Earlier this summer, the Hearing Committee of the New York State Board for Professional Medical Conduct (“Board”) revoked the license of a physician assistant for failure to comply with an Order requiring her to undergo a “medical and psychiatric evaluation.” 

In its revocation order, the Board noted that it had previously received information from the Medical Society of the State of New York, Committee on Physician Health, that provided reason to believe that the physician assistant was “impaired by alcohol, drugs, physical disability or mental disability.” Upon receiving this information, the Board invited the physician assistant to a September 26, 2017 meeting in which the information concerning her alleged impairment would be discussed.  Although she was personally served with a letter apprising her of this meeting, she did not attend; thereafter, the Board ordered her to submit to a medical and psychiatric evaluation by a “designated examining physician” no later than October 27, 2017. That Order noted that failure to comply “shall be professional misconduct.”  Because the physician assistant apparently did not undergo the required examination, she was charged with one count of professional misconduct and ordered to appear at a prehearing conference on May 17, 2018 and a hearing on May 24, 2018. The physician assistant failed to appear on both dates, and on June 24, 2018, the Board issued a written “Final Determination and Order” revoking her license. The Board’s Order, however, does not explain why revocation—as opposed to licensure suspension pending a medical and psychiatric evaluation—was the appropriate sanction for this licensee. Instead, in the sole paragraph of the Board’s Order explaining its decision to impose such a drastic sanction, the Board merely stated that it had “considered the full spectrum of penalties available by statute” and that it “unanimously agreed that revocation was the only appropriate penalty to protect the people of the State of New York.” The Board did not elaborate further.

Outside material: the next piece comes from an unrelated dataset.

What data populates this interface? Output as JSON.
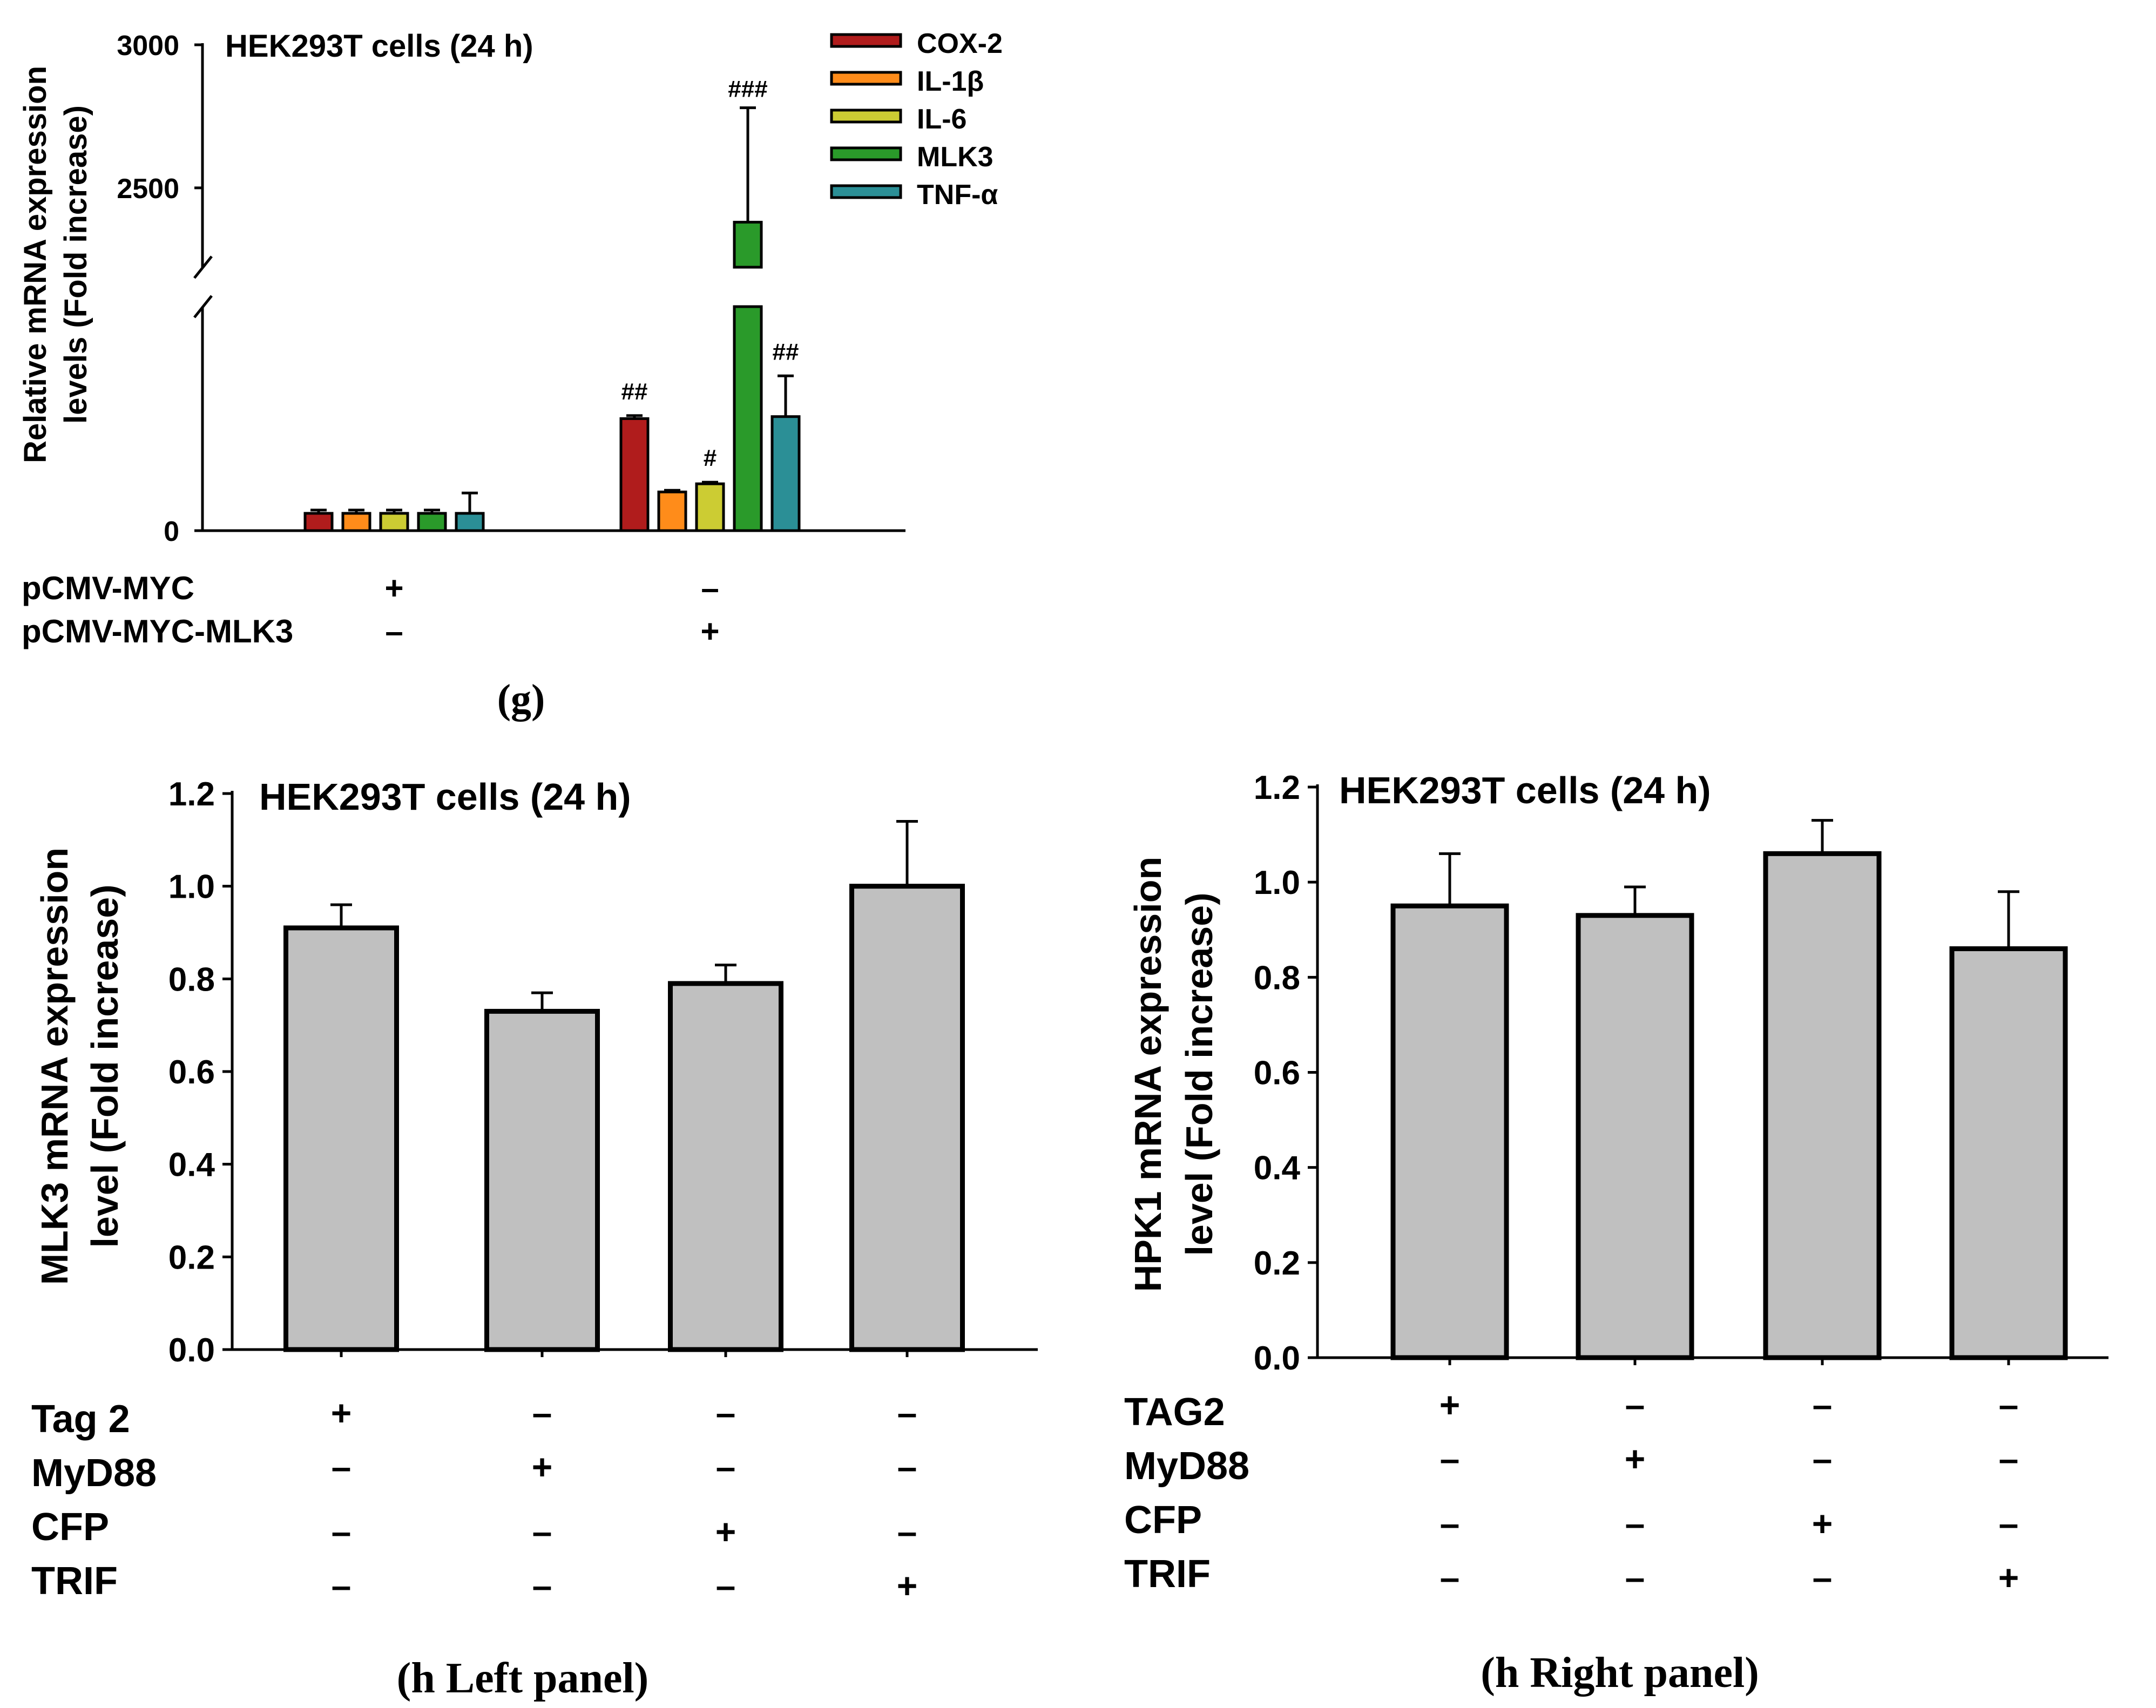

The Board’s Order in this case stands as a cautionary tale for all licensed professionals, including physicians, physician assistants, nurses, chiropractors, veterinarians, and pharmacists, of the severe consequences that may result from a failure to respond to the directives of their licensing authorities. Cognizant that substance abuse disorder afflicts professionals of all stripes, professional licensing boards are generally willing to resolve allegations of substance abuse impairment in a manner that protects the public but also preserves the afflicted, but cooperative, licensee’s ability to resume practice following evidence of rehabilitation. But, as this particularly harsh decision reveals, non-responsiveness will not be tolerated.